Long story, short: It’s £31.83 billion per year, forever and that cost (which is not the eventual total cost) will ‘insinuate’ £1,145 into the energy bills of every UK household. By contrast, the figures for Rolls-Royce advanced NPPs are £8.40 billion and £303.00.
And Yes! WASPPs need lots of fuel! 3.8 million tonnes per year of green hydrogen to power lots of backup CCGTs. But now, the LCOE of WASPPs, can’t shunt the cost of backup to one side as it does now. The cost of every kg of hydrogen fuel and the cost of the overbuild of WASPPs and the cost of backup storage and infrastructure is lumped – fairly and squarely – on every MWh of WASPP-generated, despatchable electricity.
Unfortunately for these ridiculous technologies, advanced NPPs need none of these ‘trimmings’. Build a NPP and get unadulterated, 24/7/365 electricity for 60/80 years. Rolls-Royce will be in production by 2030 and will be sucking commercial investment away from WASPPs within a year or two. WASPPs built in the next 10 years will be the last we see of them:
Search for: 635-twh-year-of-despatchable-electricity
I think you are making a lot of assumptions here. A 100% RE system will be built to the most efficient criteria, not the least efficient, which is precisely a problem with the Government’s study that Doug Parr discusses. This is besides the slight issue that these advanced nuclear powerplant have not been built as you describe them.

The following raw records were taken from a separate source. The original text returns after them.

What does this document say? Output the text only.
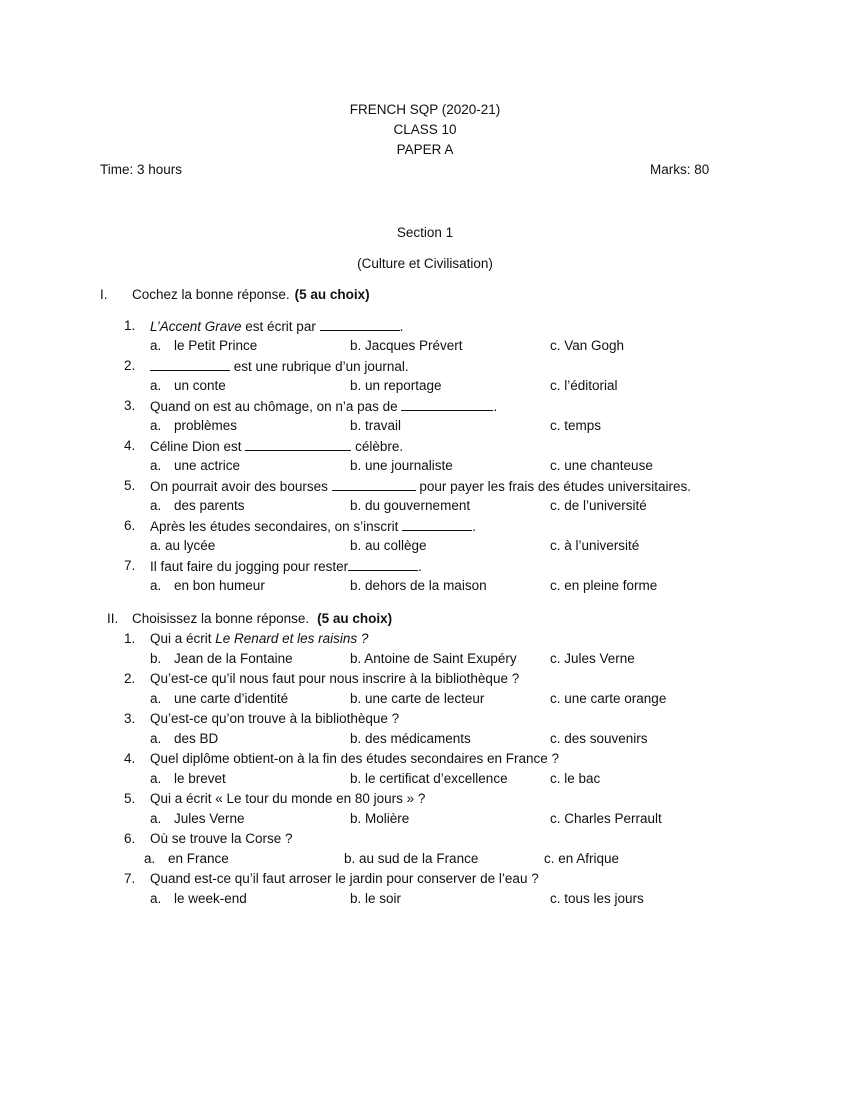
FRENCH SQP (2020-21)
CLASS 10
PAPER A
Time: 3 hours	Marks: 80
Section 1
(Culture et Civilisation)
I.	Cochez la bonne réponse. (5 au choix)
1.	L’Accent Grave est écrit par	.
a. le Petit Prince	b. Jacques Prévert	c. Van Gogh
2.	est une rubrique d’un journal.
a. un conte	b. un reportage	c. l’éditorial
3.	Quand on est au chômage, on n’a pas de	.
a. problèmes	b. travail	c. temps
4.	Céline Dion est	célèbre.
a. une actrice	b. une journaliste	c. une chanteuse
5.	On pourrait avoir des bourses	pour payer les frais des études universitaires.
a. des parents	b. du gouvernement	c. de l’université
6.	Après les études secondaires, on s’inscrit	.
a. au lycée	b. au collège	c. à l’université
7.	Il faut faire du jogging pour rester	.
a. en bon humeur	b. dehors de la maison	c. en pleine forme
II.	Choisissez la bonne réponse. (5 au choix)
1.	Qui a écrit Le Renard et les raisins ?
b. Jean de la Fontaine	b. Antoine de Saint Exupéry	c. Jules Verne
2.	Qu’est-ce qu’il nous faut pour nous inscrire à la bibliothèque ?
a. une carte d’identité	b. une carte de lecteur	c. une carte orange
3.	Qu’est-ce qu’on trouve à la bibliothèque ?
a. des BD	b. des médicaments	c. des souvenirs
4.	Quel diplôme obtient-on à la fin des études secondaires en France ?
a. le brevet	b. le certificat d’excellence	c. le bac
5.	Qui a écrit « Le tour du monde en 80 jours » ?
a. Jules Verne	b. Molière	c. Charles Perrault
6.	Où se trouve la Corse ?
a. en France	b. au sud de la France	c. en Afrique
7.	Quand est-ce qu’il faut arroser le jardin pour conserver de l’eau ?
a. le week-end	b. le soir	c. tous les jours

Weather-dependent energy exhibits large gaps in available energy, even over continental areas, as exhibited in the July 2018 European wind drought. Coverage for these large energy gaps will require storage of huge amounts of backup energy, with the amount being undefined, as the size of some future gap is undefined. Hydrogen generation, storage and electricity regeneration is a three step process, each costing money and energy, with the total energy loss being close to 50%. Before declaring victory with a hydrogen backup, these questions have to be addressed
!. What if the nature of the worst case energy shortfall that a hydrogen storage system would handle? Magnitude? Frequency of occurrence?
2. How often will there be energy shortfalls that exceed the designed capability of a proposed hydrogen storage capability? What will be the consequences to society?
3. What is the total cost and cost per customer of this “insurance plan” in terms of storage system capital and increased capacity needs to accommodate storage losses?
Recently, we have been seeing the phrase “demand management” creeping into the vocabulary of VRE promoters. In addition, we now hear that natural gas would be relabeled as a “renewable energy”. These are admissions that 100% VRE will be accompanied by periods of energy shortages that will require management (by some as yet undefined bureaucracy.
Blackouts are no longer a flaw, they are a feature. “…. , it will be good for you”
Posting this picture tomorrow, accompanying my letter to Rishi Sunak (UK Chancellor of The Exchequer), with the Subject:
Insane, perpetual £31.83 billion/year cost of renewables in the Sixth Carbon Budget is self-harm economics.